L'indépendance de la CDPQ, quelle farce ! Le patapouf voulait qu'elle prenne plus de risques, il s'en est mêlé et cela nous a coûté 40 milliards.
Les extras au MTQ dont la Commission Charbonneau commence à parler. Vous vivez sur quelle planète vous au juste ?
Le patapouf a pris neuf ans de pause avec la réalité et vous blâmez les autres !
Ils se doutaient bien des ravages des dix dernières années masqués par le PR (corruption tout azimuth, saccage de la fonction publique...).
Obamarois fait ce qu'elle peut pour vivre avec cet héritage.
'La tromperie est l'essence du parti quebecois, c'est la seule carte qu'ils ont pour tenter de nous vendre leur projet utopique.
http://www.ledevoir.com/politique/quebec/345342/droits-de-scolarite-les-jeunes-liberaux-reaffirment-leur-appui-a-la-hausse
Tu parles d'une impartialité journalistique!
Le PLQ , désemparé, ne pouvait pas se permettre de battre le gouvernement Marois.

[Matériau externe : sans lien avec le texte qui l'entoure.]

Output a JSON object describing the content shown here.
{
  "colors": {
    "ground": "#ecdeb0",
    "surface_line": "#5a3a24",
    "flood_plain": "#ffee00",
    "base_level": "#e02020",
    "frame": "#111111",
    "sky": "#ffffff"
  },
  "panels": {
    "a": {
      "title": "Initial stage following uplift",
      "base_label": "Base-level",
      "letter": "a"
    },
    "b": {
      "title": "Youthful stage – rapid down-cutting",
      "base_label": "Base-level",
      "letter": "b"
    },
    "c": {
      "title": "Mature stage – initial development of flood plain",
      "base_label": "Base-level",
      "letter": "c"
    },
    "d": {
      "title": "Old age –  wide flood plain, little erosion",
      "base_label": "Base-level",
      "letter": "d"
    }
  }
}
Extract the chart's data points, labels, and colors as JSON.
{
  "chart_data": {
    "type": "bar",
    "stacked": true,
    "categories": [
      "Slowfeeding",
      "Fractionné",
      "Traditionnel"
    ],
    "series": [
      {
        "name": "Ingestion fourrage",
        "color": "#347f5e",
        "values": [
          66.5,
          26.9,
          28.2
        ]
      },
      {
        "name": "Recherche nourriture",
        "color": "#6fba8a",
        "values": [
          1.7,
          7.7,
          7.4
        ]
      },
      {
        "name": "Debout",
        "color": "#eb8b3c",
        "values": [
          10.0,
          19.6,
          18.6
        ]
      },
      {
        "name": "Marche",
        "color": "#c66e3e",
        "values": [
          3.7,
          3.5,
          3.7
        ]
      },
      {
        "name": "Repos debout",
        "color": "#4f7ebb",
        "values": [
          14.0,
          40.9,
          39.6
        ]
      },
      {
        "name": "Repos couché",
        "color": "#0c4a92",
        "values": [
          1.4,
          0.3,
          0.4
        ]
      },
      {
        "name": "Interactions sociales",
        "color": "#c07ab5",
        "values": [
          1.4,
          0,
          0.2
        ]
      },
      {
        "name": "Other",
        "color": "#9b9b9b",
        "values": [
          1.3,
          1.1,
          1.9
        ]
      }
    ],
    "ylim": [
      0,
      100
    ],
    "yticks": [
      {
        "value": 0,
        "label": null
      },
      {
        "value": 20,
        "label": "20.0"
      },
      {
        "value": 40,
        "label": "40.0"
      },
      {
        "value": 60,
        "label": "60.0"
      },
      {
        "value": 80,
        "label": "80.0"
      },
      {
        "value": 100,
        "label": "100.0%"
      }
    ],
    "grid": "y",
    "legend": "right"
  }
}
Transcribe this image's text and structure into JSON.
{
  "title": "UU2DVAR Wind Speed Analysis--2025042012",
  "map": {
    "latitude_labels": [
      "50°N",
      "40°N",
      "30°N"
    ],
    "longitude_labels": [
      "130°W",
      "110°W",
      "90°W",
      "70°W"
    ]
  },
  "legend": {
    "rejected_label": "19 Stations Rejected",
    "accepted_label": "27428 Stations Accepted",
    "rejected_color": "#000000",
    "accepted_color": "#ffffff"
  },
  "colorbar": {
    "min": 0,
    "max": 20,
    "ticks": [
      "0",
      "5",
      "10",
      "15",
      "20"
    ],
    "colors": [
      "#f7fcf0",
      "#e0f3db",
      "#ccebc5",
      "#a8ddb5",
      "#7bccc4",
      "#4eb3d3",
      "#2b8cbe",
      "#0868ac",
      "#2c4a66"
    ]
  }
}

Le gouvernement Marois a tout simplement manqué d'audace.
WOW!! Je ne savais pas qu'elle avait perdu le droit d'écrire sur ce qu'elle veut. Ce n'est pas p.c.q. elle est à Toronto quelle est moins Québécoise que toi!!
Oubli pas que la majorité des Québécois (et Québécoises) n'ont PAS voté pour ce gouvernement souverainiste et que 70% ne vôteraient PAS pour la souveraineté.